Une première mi-temps pleine de sérénité et d'entrain à la fois, où les temps forts bigourdans coïncideront avec autant de récupérations Auscitaines, signes de maîtrise technique et ... nerveuse. Les temps forts Auscitains seront comblés par quasiment autant d'essais ou pénalités inscrits. Une mêlée conquérante et récompensée (l'un n'allant pas toujours avec l'autre, alors je me permets de le préciser^^), une animation offensive des plus détonnantes, des prises d'intervalles à faire rougir les maîtres de l'ovalie et à faire ravir le public Gersois, une âpreté et une solidarité au combat qui impressionnent à chaque fois !

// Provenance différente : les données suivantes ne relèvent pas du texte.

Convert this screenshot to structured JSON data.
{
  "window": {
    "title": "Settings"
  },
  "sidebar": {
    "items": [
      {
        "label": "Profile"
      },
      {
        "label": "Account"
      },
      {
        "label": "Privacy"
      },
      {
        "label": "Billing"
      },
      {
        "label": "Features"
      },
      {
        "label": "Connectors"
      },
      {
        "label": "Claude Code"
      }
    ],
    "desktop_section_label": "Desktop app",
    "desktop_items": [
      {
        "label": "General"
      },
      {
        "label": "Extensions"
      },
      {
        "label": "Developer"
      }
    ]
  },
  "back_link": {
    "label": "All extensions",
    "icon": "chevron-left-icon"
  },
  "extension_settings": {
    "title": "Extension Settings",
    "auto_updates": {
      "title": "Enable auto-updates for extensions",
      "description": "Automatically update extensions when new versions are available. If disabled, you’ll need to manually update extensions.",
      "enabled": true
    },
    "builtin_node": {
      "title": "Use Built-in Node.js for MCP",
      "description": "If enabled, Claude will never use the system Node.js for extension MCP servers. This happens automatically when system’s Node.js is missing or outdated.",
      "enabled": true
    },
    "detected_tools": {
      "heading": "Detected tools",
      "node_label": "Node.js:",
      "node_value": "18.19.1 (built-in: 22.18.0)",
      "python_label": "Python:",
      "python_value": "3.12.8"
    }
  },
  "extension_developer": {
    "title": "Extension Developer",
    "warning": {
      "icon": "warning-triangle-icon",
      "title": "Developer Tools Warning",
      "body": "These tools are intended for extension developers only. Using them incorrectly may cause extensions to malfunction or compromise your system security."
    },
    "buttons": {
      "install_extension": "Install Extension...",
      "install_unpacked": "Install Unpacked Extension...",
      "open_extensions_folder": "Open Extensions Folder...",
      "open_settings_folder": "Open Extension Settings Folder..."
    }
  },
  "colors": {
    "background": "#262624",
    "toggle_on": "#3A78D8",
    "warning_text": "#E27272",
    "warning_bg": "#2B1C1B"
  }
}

La seconde, sans points, non pas sans poings, fut plus hâchée, plus saccadée, malgré quelques beaux mouvements. La petite histoire neretiendra que le FCAG n'aura certes pas encaissé de points, au contraire de la seconde période columérine quelques jours plus tôt (sans oublier de relativiser l'opposition).
Cette victoire est à savourer, à fêter, avec les hommes, avec l' équipe. Ensemble. Partager enfin ces doux moments de connivence entre joueurs et amoureux du FCAG. La mousse de 20h25 n'aura d'ailleurs jamais aussi bon goût. Au moins depuis deux ans et des poussières...
Cependant, la Victoire ne devra pas faire oublier les insuffisances de la seconde mi-temps, qui seront surement plus douloureuses contre de grosses cylindrées. Alors, l'indulgence pour un groupe "en reconstruction" primera, c'est absolument certain, mais il en faut quand même peu pour réveiller l'instinct "mousquetaire" du Gascon, son côté bretteur, pour se mesurer, au moins pour l'honneur, face à plus fort que lui.
Surtout quand se profile à l'horizon les côtes généreuses du Mousquetaire des Iles, Caucaunibuca

C'est alors de l'exigence qu'il faudra, à l'entrainement, pour gommer ces imperfections et se transcender une nouvelle fois pour presser les (ex-)Mandarines (ou les Pruneaux) pour un Derby on ne peut plus "juteux".